Let $v_1, v_2,\dots, v_n$ be $n$ vectors in $\mathbb{Q}^m$ (defined as a Vector Space over the field $\mathbb{Q}$) having all integer entries. Let $p$ be a prime number and let $\bar{v}_1, \bar{v}_2,\dots, \bar{v}_n$ be the $n$ vectors in $\mathbb{F}_p^m$ obtained by reducing the entries of $v_i$ modulo $p$.
Given that $\bar{v}_1,\bar{v}_2,\dots,\bar{v}_n$ span $\mathbb{F}_p^m$ (defined as a Vector Space over the field $\mathbb{F}_p$), prove that $v_1, v_2, \dots, v_n$ span $\mathbb{Q}^m$.
Here, $\mathbb{F}_p$ denotes the field $\mathbb{Z}/p\mathbb{Z}$.
I don't know how to proceed with this one. Please help.
Thanks in advance.
Of course you must have $n\ge m$. Without loss of generality, we may assume that $\bar{v}_1,\ldots,\bar{v}_m$ span $\mathbb{F}_p^m$.
By contradiction, if $v_1,\ldots,v_m$ does not span $\mathbb{Q}^m$, then there exist rational numbers $a_1,\ldots,a_m$ such that $\sum_i a_iv_i=0$. Up to multiplying by some rational factor, we may actually assume that each $a_i$ is an integer, and that some $a_i$ is not divisible by $p$. Now, by reducing the linear equation $\sum_i a_iv_i=0$ modulo $p$, we obtain a contradiction.

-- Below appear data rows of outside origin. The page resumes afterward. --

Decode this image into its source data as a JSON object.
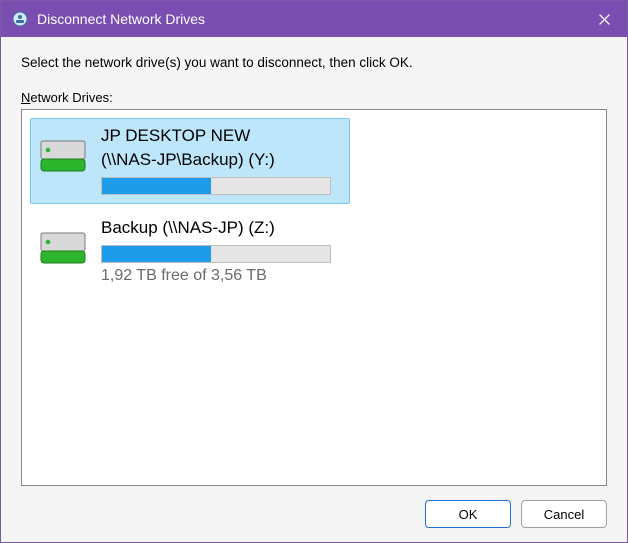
{
  "window": {
    "title": "Disconnect Network Drives"
  },
  "instruction": "Select the network drive(s) you want to disconnect, then click OK.",
  "list_label_pre": "N",
  "list_label_rest": "etwork Drives:",
  "drives": [
    {
      "line1": "JP DESKTOP NEW",
      "line2": "(\\\\NAS-JP\\Backup) (Y:)",
      "usage_percent": 48,
      "free_text": "",
      "selected": true
    },
    {
      "line1": "Backup (\\\\NAS-JP) (Z:)",
      "line2": "",
      "usage_percent": 48,
      "free_text": "1,92 TB free of 3,56 TB",
      "selected": false
    }
  ],
  "buttons": {
    "ok": "OK",
    "cancel": "Cancel"
  }
}
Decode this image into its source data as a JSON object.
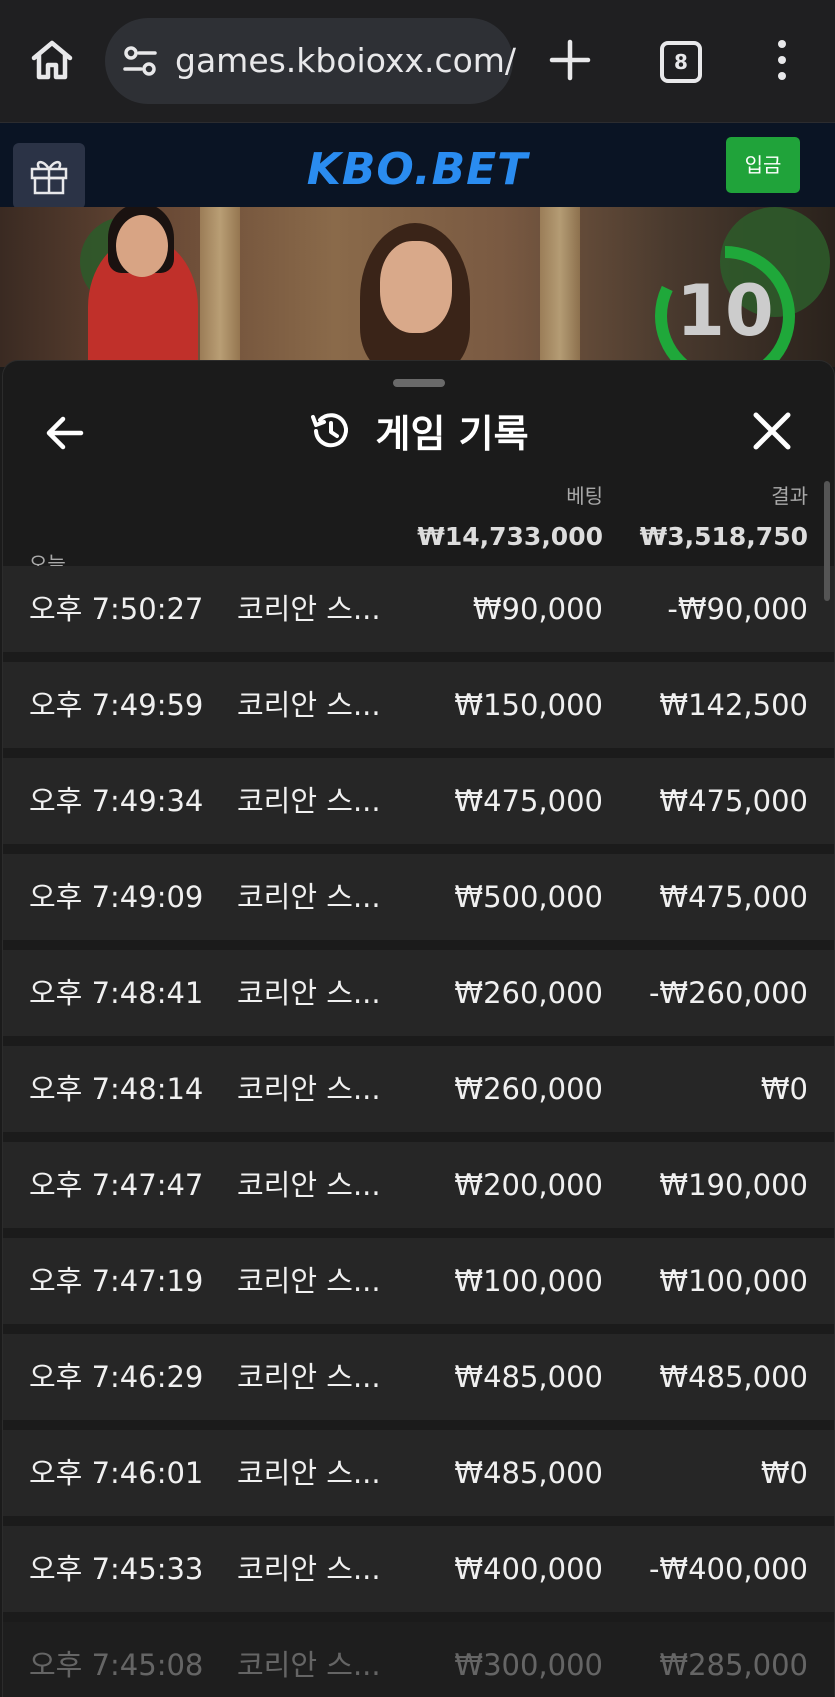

Edit: Here's a less elementary proof. Consider the $\mathbb{Z}$-module $M$ generated by the $v_i$. As it is torsion-free and of finite type, it is a free module of some finite rank $r$. By reducing it modulo $p$, we see that $r=m$; in particular $\mathbb{Q}\cdot M=\mathbb{Q}^m$.